Mistral

Mistral’s Voxtral family covers the whole speech surface: transcription (one-shot and live), and text-to-speech with streaming output and zero-shot voice cloning. It plugs into the generic Transcriber and SpeechSynthesizer tags, so it drops straight into the voice loop or any STT/TTS flow. The same package also ships Mistral’s chat language model.

Install

pnpm add @effect-uai/core @effect-uai/mistral effect

Live transcription runs over a WebSocket and needs the ws peer dep (Node / Bun):

pnpm add ws

Batch transcription and TTS don’t need it, so edge / browser builds stay slim.

Layers

Pick the transcriber that matches how you feed audio, a recorded file (batch) or a live microphone (realtime), and add the synthesizer for speech output:

Layer	Use it for	Provides
`@effect-uai/mistral/MistralTranscriber`	transcribe a finished audio file	`Transcriber`
`@effect-uai/mistral/MistralRealtimeTranscriber`	transcribe a live audio stream	`Transcriber` + live streaming
`@effect-uai/mistral/MistralSynthesizer`	turn text into speech	`SpeechSynthesizer` + streaming text input

import { Config, Effect, Layer } from "effect"
import { FetchHttpClient } from "effect/unstable/http"
import { layer as realtimeLayer } from "@effect-uai/mistral/MistralRealtimeTranscriber"
import { layer as synthLayer } from "@effect-uai/mistral/MistralSynthesizer"
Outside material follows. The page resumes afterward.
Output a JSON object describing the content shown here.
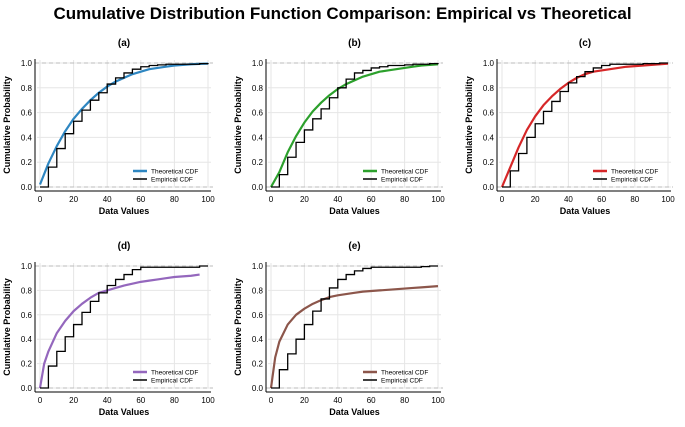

const mistral = Layer.unwrap(
  Effect.gen(function* () {
    const apiKey = yield* Config.redacted("MISTRAL_API_KEY")
    return Layer.mergeAll(realtimeLayer({ apiKey }), synthLayer({ apiKey }))
  }),
)

const mainLayer = mistral.pipe(Layer.provide(FetchHttpClient.layer))

Transcription

Batch transcription takes an AudioSource and returns the text plus optional word timestamps and speaker labels:

type MistralTranscribeRequest = {
  readonly model: MistralTranscribeModel // "voxtral-mini-latest"
  readonly audio: AudioSource
  readonly language?: string
  readonly diarization?: boolean // label speakers
  readonly wordTimestamps?: boolean // per-word timings
  readonly biasingTerms?: ReadonlyArray<string> // boost names / jargon
}

Voxtral transcribes 13 languages with diarization, word timestamps, and vocabulary biasing.
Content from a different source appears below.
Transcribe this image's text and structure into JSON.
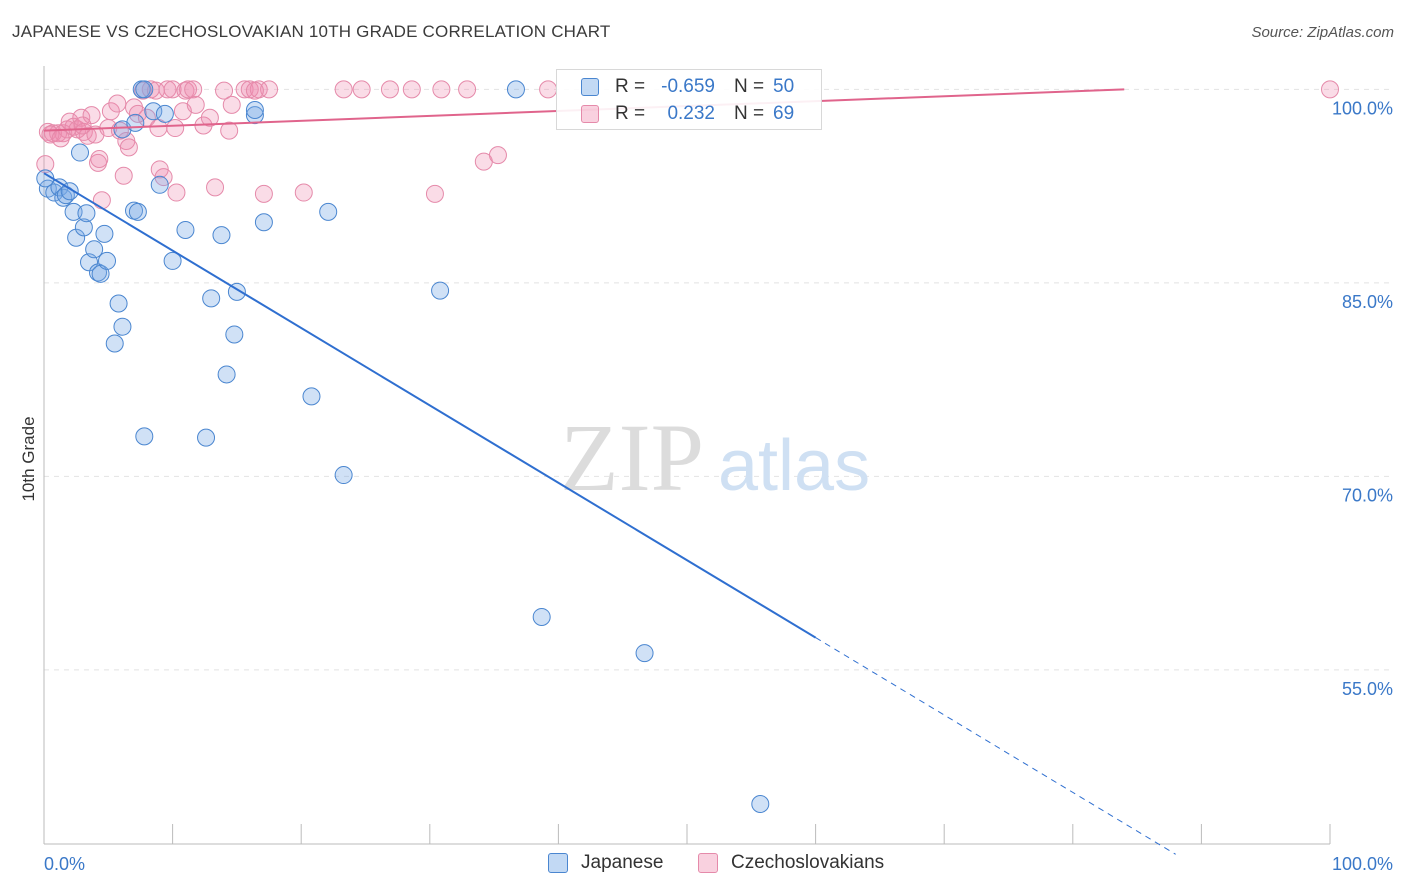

Live transcription (streamTranscriptionFrom) consumes a stream of microphone audio (PCM s16le at 16 kHz mono) and emits partial transcripts as you speak. Voxtral streams continuously rather than chopping speech into turns, so the transcriber commits a final after a brief pause; tune the pause with utteranceSilence (a Duration, default 700 ms) on the layer config. That’s what gives a voice assistant its per-utterance turns.

Text-to-speech

type MistralSynthesizeRequest = {
  readonly model: MistralTtsModel // "voxtral-mini-tts-2603"
  readonly voiceId: string // a preset voice id
  readonly refAudio?: string // base64 clip for instant voice cloning
  readonly text: string // omit when streaming text in
  readonly outputFormat?: AudioFormat
}

synthesize: full text in, one audio blob out.
streamSynthesis / streamSynthesisFrom: stream audio out as it’s generated, the latter taking the text itself as a stream (it speaks one full utterance per call). Time-to-first-audio is around 0.8 s with the pcm format.

Voices. Mistral ships preset voices; list the ones available to your account with GET /v1/audio/voices?type=presets (ids look like gb_jane_neutral, us_paul_neutral) and pass one as voiceId. For zero-shot cloning, set refAudio to a 2-3 s base64 reference clip and it takes over from voiceId.

Output formats. pcm (lowest latency, ideal for AudioWorklet playback), wav, mp3, flac, and opus. Voxtral has no phoneme controls, so inline pronunciation overrides aren’t supported.

Errors

Failures surface as typed AiError variants:

Status	Error
`429`	`AiError.RateLimited`
`408`/`504`	`AiError.Timeout`
`401`	`AiError.AuthFailed` (`auth`)
`>= 500`	`AiError.Unavailable`
other 4xx	`AiError.InvalidRequest`

Mid-stream transcription hiccups arrive as TranscriptEvents tagged "error" without ending the stream.